Enquanto o FX Brasil não se coça muito pra exibir à série, primeira temporada chegou ao fim nos EUA no último dia (05) e, olha… Que do caralho.
SPOILER! O último domingo (05), além da ~festa da democracia aqui no Brasil, foi o dia em que o season finale da série The Strain, baseada na série de livros escrita por Guillermo Del Toro e Chuck Hogan, foi ao ar no canal FX gringo (cuja versão nacional sequer começou a exibir e tem previsão para JANEIRO DE DOIS MIL E QUINZE).
Tudo que tem o nome de Del Toro no meio fatidicamente gera um hype tanto para os nerds, por conta de Hellboy e Círculo de Fogo, quanto para os fãs do terror e do fantástico, por conta de A Espinha do Diabo, O Labirinto do Fauno e pelo fato de estar envolvido no gênero como produtor executivo do excelente O Orfanato ou do execrável Mama, entre outros. Uma série sobre vampiros, ainda mais depois das pobres coitadas criaturas notívagas terem sido esculachadas nas duas últimas décadas em livros, séries e filmes para pré-adolescentes imbecis, e ainda com produção de Carlton Cuse (showrunner de Lost e Bates Motel), seria no mínimo, curiosa.
Eu sou um daqueles que leu os livros originais, Noturno, A Queda e Noite Eterna e garanto que, até por ter o nome de Del Toro envolvido, toda e qualquer sequência do texto é completamente cinematográfica, parte de um pacote já prontinho para ser roteirizado para uma mídia visual, como o cinema (que seria a ideia original) e a TV (o que acabou mostrando-se muito mais acertado). E sou aquele tipo de fã xiita, do nível que reclama MUITO nas redes sociais das “liberdades” de Game of Thrones, por exemplo, e que gosta das adaptações – mesmo sabendo que são mídias e públicos diferentes e blá, blá, blá – o mais fiéis possíveis. Então o veredicto nu e cru da primeira temporada de The Strain é que eu gostei pacas.

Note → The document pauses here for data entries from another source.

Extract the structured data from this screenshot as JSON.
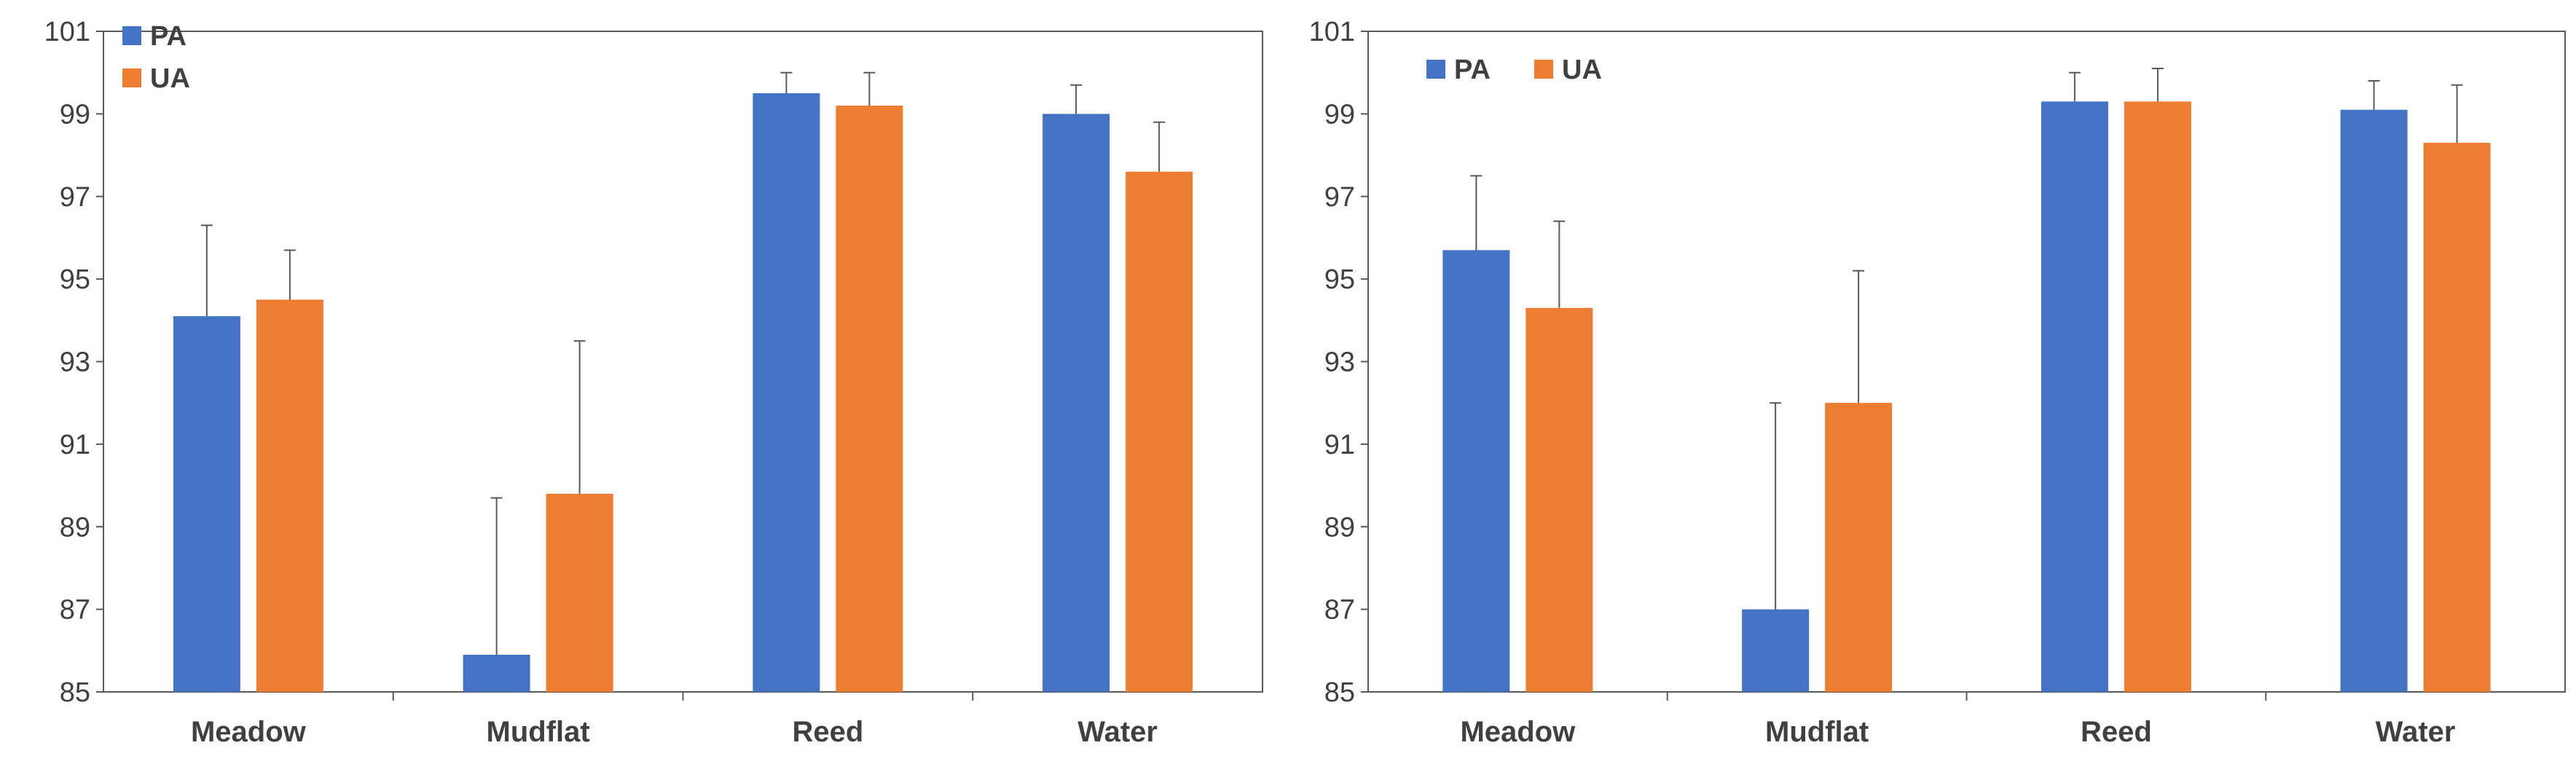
{
  "chart_data": [
    {
      "type": "bar",
      "categories": [
        "Meadow",
        "Mudflat",
        "Reed",
        "Water"
      ],
      "series": [
        {
          "name": "PA",
          "color": "#4472C4",
          "values": [
            94.1,
            85.9,
            99.5,
            99.0
          ],
          "error": [
            2.2,
            3.8,
            0.5,
            0.7
          ]
        },
        {
          "name": "UA",
          "color": "#ED7D31",
          "values": [
            94.5,
            89.8,
            99.2,
            97.6
          ],
          "error": [
            1.2,
            3.7,
            0.8,
            1.2
          ]
        }
      ],
      "ylim": [
        85,
        101
      ],
      "yticks": [
        "85",
        "87",
        "89",
        "91",
        "93",
        "95",
        "97",
        "99",
        "101"
      ],
      "legend_position": "top-left-stacked",
      "grid": false
    },
    {
      "type": "bar",
      "categories": [
        "Meadow",
        "Mudflat",
        "Reed",
        "Water"
      ],
      "series": [
        {
          "name": "PA",
          "color": "#4472C4",
          "values": [
            95.7,
            87.0,
            99.3,
            99.1
          ],
          "error": [
            1.8,
            5.0,
            0.7,
            0.7
          ]
        },
        {
          "name": "UA",
          "color": "#ED7D31",
          "values": [
            94.3,
            92.0,
            99.3,
            98.3
          ],
          "error": [
            2.1,
            3.2,
            0.8,
            1.4
          ]
        }
      ],
      "ylim": [
        85,
        101
      ],
      "yticks": [
        "85",
        "87",
        "89",
        "91",
        "93",
        "95",
        "97",
        "99",
        "101"
      ],
      "legend_position": "top-left-inline",
      "grid": false
    }
  ]
}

Logo o primeiro episódio, dirigido pelo próprio Del Toro, é uma aula de como se fazer um piloto de uma série. Independente de você conhecer a obra ou não, ele te prende já colocando praticamente todas as cartas possíveis na mesa, sem economizar nada, carregando no suspense e nos momentos de pura tensão, abrindo o leque para uma boa quantidade de mistérios que vão sendo resolvidos nos próximos doze capítulos (e temporadas, pois a série já foi renovada para sua segunda).
Um avião da Regis Air vindo de Berlim aterrissa no piloto automático no aeroporto JFK em Nova York, com todos os passageiros e tripulantes aparentemente mortos! Logo uma mistura de tramas clássicas a la Além da Imaginação e Arquivo X começa a se desenhar, quando o Dr. Ephrain ‘Eph’ Goodweather (Corey Stoll, de House of Cards), um prolífico médico do CDC, chefe do Projeto Canário – equipe que investiga ameaças biológicas – e sua equipe, formada pela Dra. Nora Martinez (Mia Maestro), mais que uma colega de trabalho, se você me entende, e por seu assistente traíra, Jim Kent (Sean Astin, o eterno Samwise Gamgee de O Senhor dos Anéis) são chamados para investigar um possível novo vírus que pode ter causado as mortes. Claro que usando aviões e Estados Unidos na mesma frase, a primeira suspeita é terrorismo.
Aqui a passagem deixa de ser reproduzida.